There was still ten minutes to go until kick-off in Zagreb, Yugoslavia, when the fans of Dinamo Zagreb crashed through the metal fences that separated the stands from the pitch.
The Croatian ultras, the Bad Blue Boys, had been trading insults with their most bitter rivals, Red Star Belgrade, and sporadic violence had broken out throughout the stadium.
What happened next was described by sports journalist Boris Mutić as a “circle of hell”, as riots that began in the ground spilt onto the streets. In perhaps the most infamous incident, Zvonimir Boban, Dinamo’s captain, waded into the crowd to stop a police officer attacking a fan.
Within a year, the ultras of the Croat Bad Blue Boys and the Serb Delije were fighting each other on the battlefield, after Croatia declared independence and ended up in a war with Yugoslavia.
With the Red Star Belgrade fans that day was Željko "Arkan" Ražnatović, the head of the Delije hooligans and later supreme commander of the Serb Volunteer Guard.
30 years on, and May 13, 1990, is still ranked among the most infamous football games in history: perhaps the only European football game in history credited with "starting a war".
Certainly by the Bad Blue Boys, whose ranks were among the first to join the paramilitary groups that fought in the Balkan conflicts, which killed more than 20,000 people between 1992 and 1995.
On a monument commemorating the riot outside Maksimir Stadium in Zagreb, a plaque pays tribute to "Dinamo fans for whom the war started on May 13, 1990, and ended with them laying down their lives on the altar of the Croatian homeland.”
The reality, of course, is more complicated.
“There is no doubt that sports in late-socialist Yugoslavia can be described as a ‘national motor’ and that the Maksimir riots reflected the political tensions which existed and were developing in the socialist federation at that time,” Dario Brentin, an associate researcher at the Centre of Southeast European Studies of the University of Graz, told Euronews.
“[But] the ‘war’ definitely did not start at Maksimir on May 13 1990.”
In fact, there were a number of other football-related controversies that happened over the course of that summer in the former Yugoslavia and which aided the slide into conflict.
On June 3 during a World Cup qualifier against the Netherlands, a mostly Croat crowd “shouted down the Yugoslav national anthem, insulted Yugoslav players, cheered for the opposition and jeered national coach Ivica Osim.
In September 1990, Hajduk Split fans burned the Yugoslav flag during a league game and raised the black-and-white checked Croatian flag, while chanting for independence.
For Brentin, the fascination around what happened on 13 May 1990 is understandable - there are not many occasions in European history when a football game is said to have started a war - but a result has been a lack of perspective on cause and consequence of the event.
"The mythologised narrative has been furthermore widely popularised amongst football fans (and beyond) through documentaries, journalistic pieces and football fanzines,” he said.
Over the years, the question of attendance at Maksimir has become important in certain circles for both Croats and Serbs.
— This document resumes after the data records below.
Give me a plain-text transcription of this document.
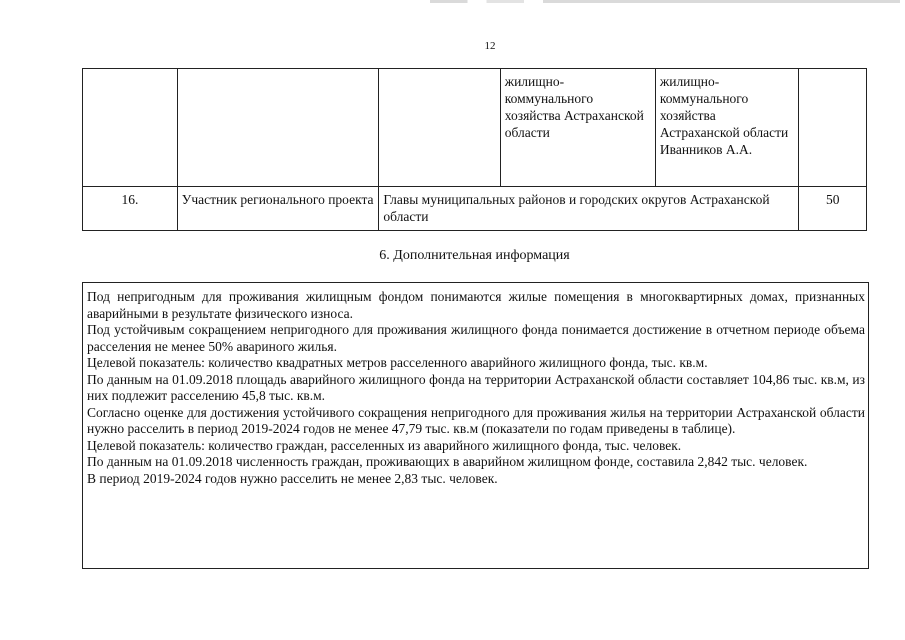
12
			жилищно-коммунального хозяйства Астраханской области	жилищно-коммунального хозяйства Астраханской области Иванников А.А.	
16.	Участник регионального проекта	Главы муниципальных районов и городских округов Астраханской области			50
6. Дополнительная информация

Под непригодным для проживания жилищным фондом понимаются жилые помещения в многоквартирных домах, признанных аварийными в результате физического износа.

Под устойчивым сокращением непригодного для проживания жилищного фонда понимается достижение в отчетном периоде объема расселения не менее 50% авариного жилья.

Целевой показатель: количество квадратных метров расселенного аварийного жилищного фонда, тыс. кв.м.

По данным на 01.09.2018 площадь аварийного жилищного фонда на территории Астраханской области составляет 104,86 тыс. кв.м, из них подлежит расселению 45,8 тыс. кв.м.

Согласно оценке для достижения устойчивого сокращения непригодного для проживания жилья на территории Астраханской области нужно расселить в период 2019-2024 годов не менее 47,79 тыс. кв.м (показатели по годам приведены в таблице).

Целевой показатель: количество граждан, расселенных из аварийного жилищного фонда, тыс. человек.

По данным на 01.09.2018 численность граждан, проживающих в аварийном жилищном фонде, составила 2,842 тыс. человек.

В период 2019-2024 годов нужно расселить не менее 2,83 тыс. человек.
Aleksandar Vučić, the current president of Serbia, has claimed to have been there on May 13, 1990, in an attempt to bolster his man-of-the-people image.
"It's a bit like the Sex Pistols gig in 1976 at the Manchester Free Trade Hall," said James Montague, a football writer and author of 1312: Among the Ultras.
"A lot of people claim they were there, and that's because for a lot of ultranationalists it was a very significant moment. It marked the descent into ultranationalistic conflict."